A Visit from Saint Nicholas
(In the Ernest Hemingway Manner)


by James Thurber

It was the night before Christmas. The house was very quiet. No creatures were stirring in the house. There weren't even any mice stirring. The stockings had been hung carefully by the chimney. The children hoped that Saint Nicholas would come and fill them.

The children were in their beds. Their beds were in the room next to ours. Mamma and I were in our beds. Mamma wore a kerchief. I had my cap on. I could hear the children moving. We didn't move. We wanted the children to think we were asleep.

"Father," the children said.

There was no answer. He's there, all right, they thought.

"Father," they said, and banged on their beds.

"What do you want?" I asked.

"We have visions of sugarplums," the children said.

"Go to sleep," said mamma.

"We can't sleep," said the children. They stopped talking, but I could hear them moving. They made sounds.

"Can you sleep?" asked the children.

"No," I said.

"You ought to sleep."

"I know. I ought to sleep."

"Can we have some sugarplums?"

"You can't have any sugarplums," said mamma.

"We just asked you."

There was a long silence. I could hear the children moving again.

"Is Saint Nicholas asleep?" asked the children.

"No," mamma said. "Be quiet."

"What the hell would he be asleep tonight for?" I asked.

"He might be," the children said.

"He isn't," I said.

"Let's try to sleep," said mamma.

The house became quiet once more. I could hear the rustling noises the children made when they moved in their beds.

Out on the lawn a clatter arose. I got out of bed and went to the window. I opened the shutters; then I threw up the sash. The moon shone on the snow. The moon gave the lustre of mid-day to objects in the snow. There was a miniature sleigh in the snow, and eight tiny reindeer. A little man was driving them. He was lively and quick. He whistled and shouted at the reindeer and called them by their names. Their names were Dasher, Dancer, Prancer, Vixen, Comet, Cupid, Donder, and Blitzen.
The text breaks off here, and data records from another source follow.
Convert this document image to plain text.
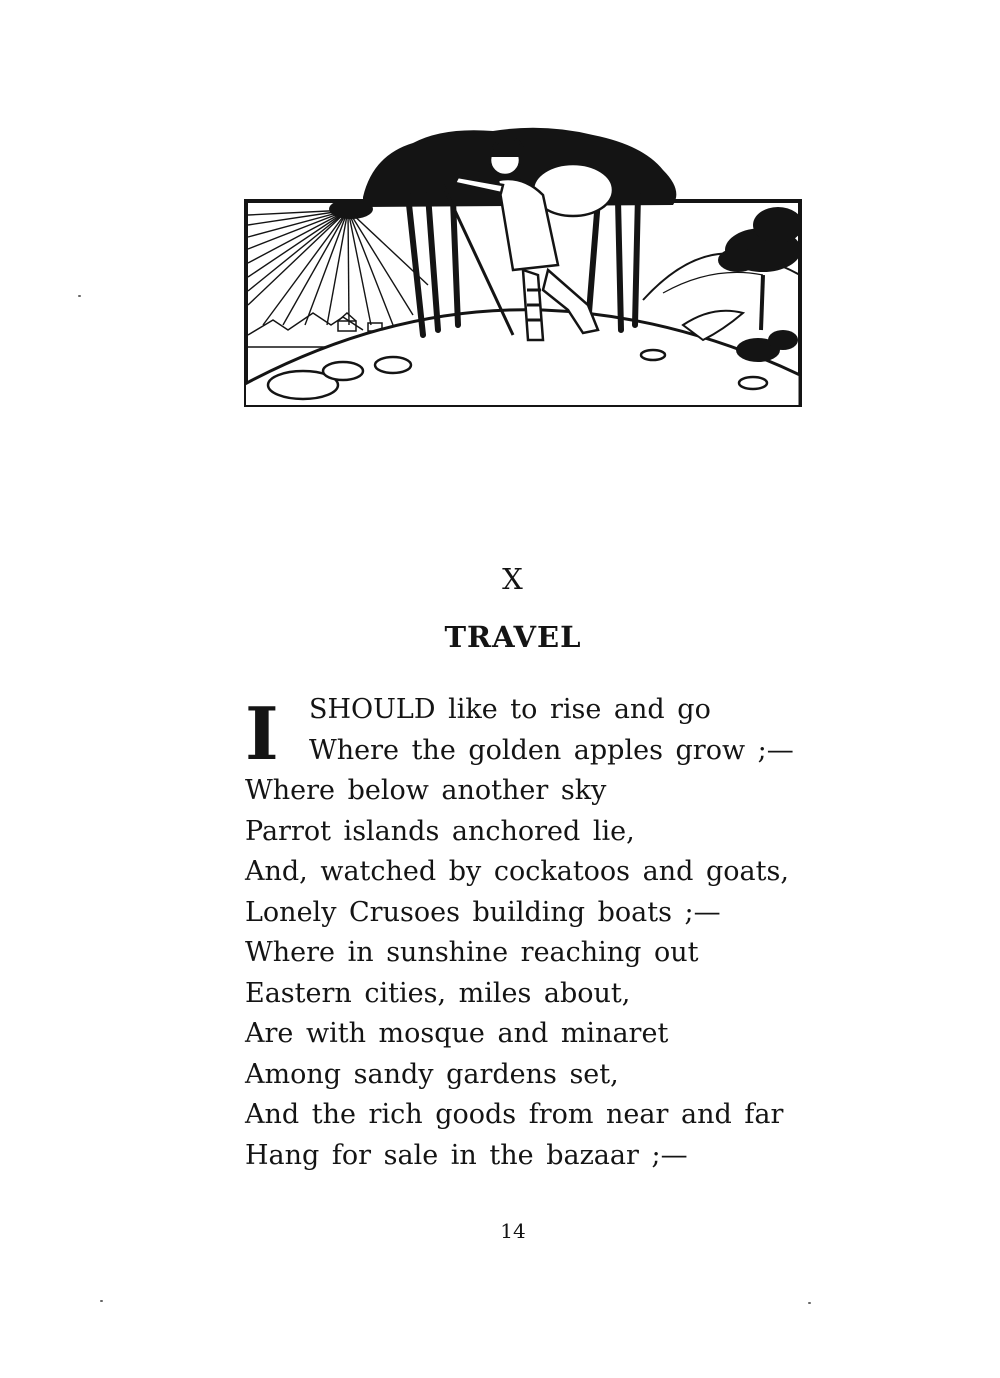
X
TRAVEL
I	SHOULD like to rise and go
Where the golden apples grow ;—
Where below another sky
Parrot islands anchored lie,
And, watched by cockatoos and goats,
Lonely Crusoes building boats ;—
Where in sunshine reaching out
Eastern cities, miles about,
Are with mosque and minaret
Among sandy gardens set,
And the rich goods from near and far
Hang for sale in the bazaar ;—
14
He told them to dash away to the top of the porch, and then he told them to dash away to the top of the wall. They did. The sleigh was full of toys.

"Who is it?" mamma asked.

"Some guy," I said. "A little guy."

I pulled my head in out of the window and listened. I heard the reindeer on the roof. I could hear their hoofs pawing and prancing on the roof. "Shut the window," said mamma. I stood still and listened.

"What do you hear?"

"Reindeer," I said. I shut the window and walked about. It was cold. Mamma sat up in the bed and looked at me.

"How would they get on the roof?" mamma asked.

"They fly."

"Get into bed. You'll catch cold."

Mamma lay down in bed. I didn't get into bed. I kept walking around.

"What do you mean, they fly?" asked mamma.

"Just fly is all."

Mamma turned away toward the wall. She didn't say anything.

I went out into the room where the chimney was. The little man came down the chimney and stepped into the room. He was dressed all in fur. His clothes were covered with ashes and soot from the chimney. On his back was a pack like a peddler's pack. There were toys in it. His cheeks and nose were red and he had dimples. His eyes twinkled. His mouth was little, like a bow, and his beard was very white. Between his teeth was a stumpy pipe. The smoke from the pipe encircled his head in a wreath. He laughed and his belly shook. It shook like a bowl of red jelly. I laughed. He winked his eye, then he gave a twist to his head. He didn't say anything.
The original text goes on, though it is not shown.